Hot-Melt Extrusion-Based Dexamethasone-PLGA Implants: Physicochemical, Physicomechanical, and Surface Morphological Properties and In Vitro Release Corrected for Drug Degradation

Abstract

Developing bioequivalent (BE) generic products of complex dosage forms like intravitreal implants (IVIs) of corticosteroids such as dexamethasone prepared using hot-melt extrusion (HME), based on biodegradable poly (lactide-co-glycolide) (PLGA) polymers, can be challenging. A better understanding of the relationship between the physicochemical and physicomechanical properties of IVIs and their effect on drug release and ocular bioavailability is crucial to develop novel BE approaches. It is possible that the key physicochemical and physicomechanical properties of IVIs such as drug properties, implant surface roughness, mechanical strength and toughness, and implant erosion could vary for different compositions, resulting in changes in drug release. Therefore, this study investigated the hypothesis that biodegradable ophthalmic dexamethasone-loaded implants with 20% drug and 80% PLGA polymer(s) prepared using single-pass hot-melt extrusion (HME) differ in physicochemical and/or physicomechanical properties and drug release depending on their PLGA polymer composition. Acid end-capped PLGA was mixed with an ester end-capped PLGA to make three formulations: HME-1, HME-2, and HME-3, containing 100%, 80%, and 60% w/w of the acid end-capped PLGA. Further, this study compared the drug release between independent batches of each composition. In vitro release tests (IVRTs) indicated that HME-1 implants can be readily distinguished by their release profiles from HME-2 and HME-3, with the release being similar for HME-2 and HME-3. In the early stages, drug release generally correlated well with polymer composition and implant properties, with the release increasing with PLGA acid content (for day-1 release, R² = 0.80) and/or elevated surface roughness (for day-1 and day-14 release, R² ≥ 0.82). Further, implant mechanical strength and toughness correlated inversely with PLGA acid content and day-1 drug release. Drug release from independent batches was similar for each composition. The findings of this project could be helpful for developing generic PLGA polymer-based ocular implant products.
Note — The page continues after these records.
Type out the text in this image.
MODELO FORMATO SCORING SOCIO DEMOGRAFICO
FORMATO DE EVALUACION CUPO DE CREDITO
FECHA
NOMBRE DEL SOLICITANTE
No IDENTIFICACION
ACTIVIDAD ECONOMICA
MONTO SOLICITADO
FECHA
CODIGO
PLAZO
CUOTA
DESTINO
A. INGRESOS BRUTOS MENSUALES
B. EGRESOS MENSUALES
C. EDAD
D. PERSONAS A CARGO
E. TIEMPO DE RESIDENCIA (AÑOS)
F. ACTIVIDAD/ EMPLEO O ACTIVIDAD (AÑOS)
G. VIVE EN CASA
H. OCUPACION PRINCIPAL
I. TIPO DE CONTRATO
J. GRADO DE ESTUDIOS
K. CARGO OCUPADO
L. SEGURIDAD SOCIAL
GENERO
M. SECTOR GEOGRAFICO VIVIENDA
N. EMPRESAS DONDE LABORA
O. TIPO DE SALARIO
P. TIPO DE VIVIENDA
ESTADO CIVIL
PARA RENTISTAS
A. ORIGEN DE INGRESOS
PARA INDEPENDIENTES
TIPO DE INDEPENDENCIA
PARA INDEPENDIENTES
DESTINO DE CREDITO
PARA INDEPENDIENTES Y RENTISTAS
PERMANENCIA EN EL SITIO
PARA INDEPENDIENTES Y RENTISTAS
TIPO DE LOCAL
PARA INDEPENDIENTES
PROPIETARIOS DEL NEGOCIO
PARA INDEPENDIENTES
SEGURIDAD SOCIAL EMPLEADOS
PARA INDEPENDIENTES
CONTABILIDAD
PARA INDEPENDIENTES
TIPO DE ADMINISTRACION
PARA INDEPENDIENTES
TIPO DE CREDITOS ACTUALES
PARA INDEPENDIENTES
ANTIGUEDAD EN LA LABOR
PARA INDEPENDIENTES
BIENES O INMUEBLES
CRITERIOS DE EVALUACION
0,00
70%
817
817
Keywords: LC-MS/MS; biodegradable; corticosteroid; dexamethasone; hot-melt extrusion (HME); implants; intravitreal; ocular drug delivery systems; poly-(lactide-co-glycolide) PLGA; sustained drug release.

Figure 1

DSC thermograms of dexamethasone, implant dexamethasone formulations HME-1 to 3, PLGA acid, and ester end-capped formulation components.

Figure 2

(A) is the average strength (g), and (B) is the average toughness (g*sec) for with/without dexamethasone implants stored at low or high relative humidity. Mean ± STDEV, n = 6.

Figure 3

AFM images of dexamethasone implants from left to right, no exposure, after day-1, and after day-14 exposure to the PBS (pH 7.4) media.

Figure 4

AFM surface roughness, (A) shows R_q and (B) shows R_a values for implants after exposure to PBS. Mean ± STDEV, n = 3.

Figure 5

Polarized light microscopy (PLM) images of dexamethasone/without drug implant films using a melt-congealing technique at 10× magnification.

Figure 6

The X-ray diffraction patterns of the polymers, implant drug formulations, and the drug dexamethasone.

Figure 7

SEM images of samples under 150×, 230×, and 500× magnifications. (A) No exposure to PBS, (B) after Day-1, and (C) after Day-14.

Figure 8

Release profile similarities. From three different batches manufactured using three different formulation compositions of the drug dexamethasone–PLGA implants analyzing quadruple samples (A–F), each formulation with all data points (panels on the left side or without outliers’ panels on the right side). The 99% TLs (black dashed line, n = 12) were defined with 95% confidence (black dotted line, n = 12). Release values from the test samples (red circles, n = 12). The mean is the solid black line. TL, tolerance limit.

Figure 9

Correlation of cumulative dexamethasone release at end of day-1, -14, -35, and -71 with implant composition.

Figure 10

The correlation of the cumulative dexamethasone release at the end of day-1 and day-14 with the (A) implant average surface roughness (R_a) and (B) root mean square roughness (R_q) measured on the same days using atomic force microscopy. Different roughness measures represent distinct implant compositions, as shown in Figure 4.

Figure 11

Influence of implant composition and relative humidity (RH) on its mechanical properties and dexamethasone release. Correlation of (A) implant mechanical properties (strength and toughness) with implant composition, (B) cumulative dexamethasone release at end of day-1 with mechanical properties, and (C) cumulative dexamethasone release at end of day-14 with mechanical properties. Mechanical properties were measured after storage at relative humidity of about 30 or 75%.